What’s next in U.S.-China trade deal?

By Jennifer Whitlock

After an eight-month review, U.S. Trade Representative (USTR) Katherine Tai has begun talks with China about the bilateral trade agreement between the two nations.

Virtual meetings between Tai and China’s Vice Premier Liu He were initiated in early October after she delivered a speech detailing U.S. concerns and expectations with the agreement.

During her speech at the Center for Strategic and International Studies (CSIS), Tai said the interaction and relationship between the world’s two largest economies affects not only the U.S. and China, but billions of people in other nations.

“I have said this before and I will continue to say it: the U.S.-China trade and economic relationship is one of profound consequence. This bilateral relationship is complex and competitive,” she said. “For too long, China’s lack of adherence to global trading norms has undercut the prosperity of Americans and others around the world. It is increasingly clear that China’s plans do not include meaningful reforms to address the concerns shared by the U.S. and many other countries.”

The U.S. agricultural sector was repeatedly mentioned. Tai said agricultural purchases by China are an area in which the U.S. has seen progress under the phase one trade agreement and that U.S. agricultural exports were stabilized by the temporary deal.

However, she noted China’s deployment of regulations that limit or threaten market access for American farmers and ranchers has left U.S. agriculture on an unequal playing field.

“While we have seen more exports to China in recent years, market share is shrinking and agriculture remains an unpredictable sector for U.S. farmers and ranchers who have come to rely heavily on this market,” she said.

With the phase one trade agreement set to expire Dec. 31, U.S. agricultural organizations are closely watching the USTR’s movements on the issue.

In late August, American Farm Bureau Federation (AFBF) President Zippy Duvall sent Tai and U.S. Secretary of Agriculture Tom Vilsack a letter asking the administrators to consider the impact of trade actions on U.S. farmers and ranchers.

“Farm Bureau strongly urges you to resolve trade concerns with China within the boundaries of the U.S.-China phase one agreement and work to extend purchase commitments,” Duvall wrote.

Last year, China committed to purchasing $34 billion in U.S. goods and services, but totals were closer to $27.2 billion. Although it is behind in purchase commitments for manufacturing and energy, China is much closer to meeting agreements of agricultural purchases. From January to August 2021, the U.S. exported nearly $18 billion of agricultural products, according to an analysis by AFBF Economist Veronica Neigh.
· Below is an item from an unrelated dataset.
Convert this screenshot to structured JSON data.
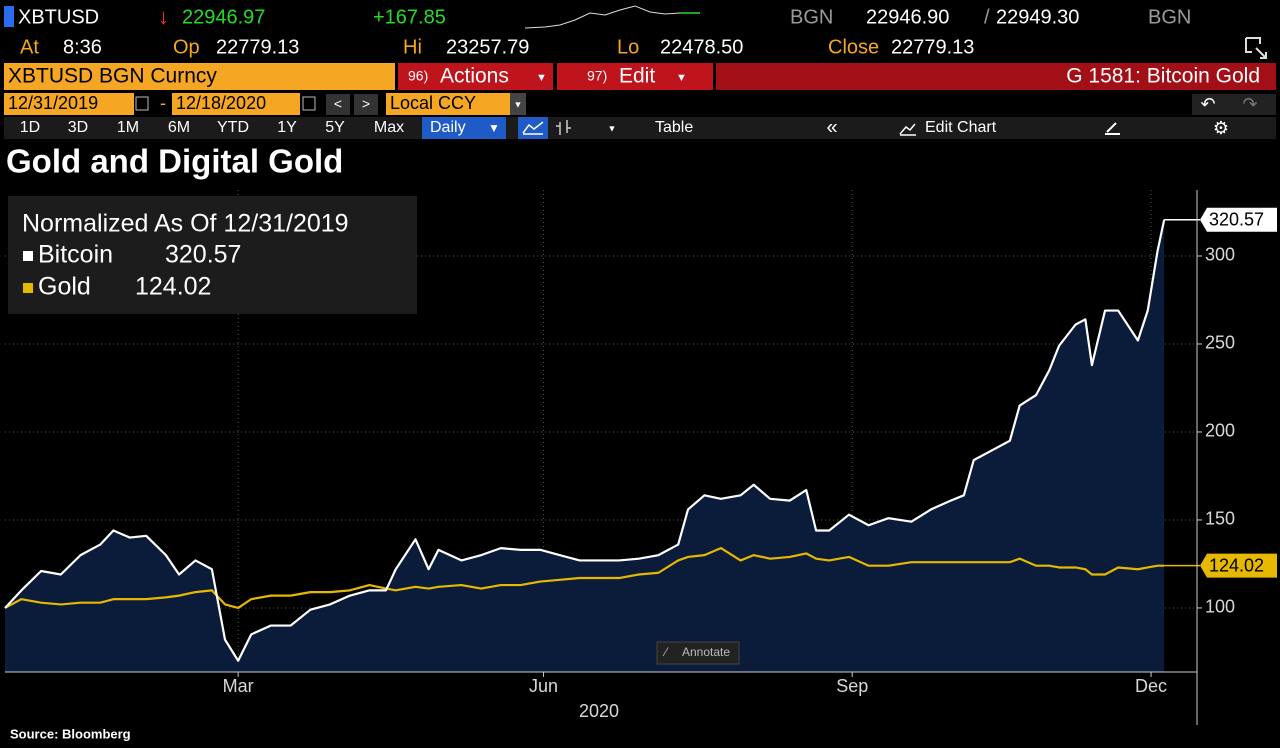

“We believe the cumulative exports to China needs to be about $20 billion, at this point, in January through August,” Neigh said during an AFBF Newsline podcast episode in late September. “So, that means they’re only 12% behind where they need to be in order to reach the 2021 total value.”

China’s state news agency, Xinhau, reported after the first talk Liu asked the U.S. to eliminate tariffs and sanctions and clarified China’s position on its “economic development model and industrial policies.”

No specific trade issues or any one industrial sector were mentioned by Xinhua in the statement.

USTR also released a short statement after the first talk saying the two sides would consult on “certain outstanding issues.”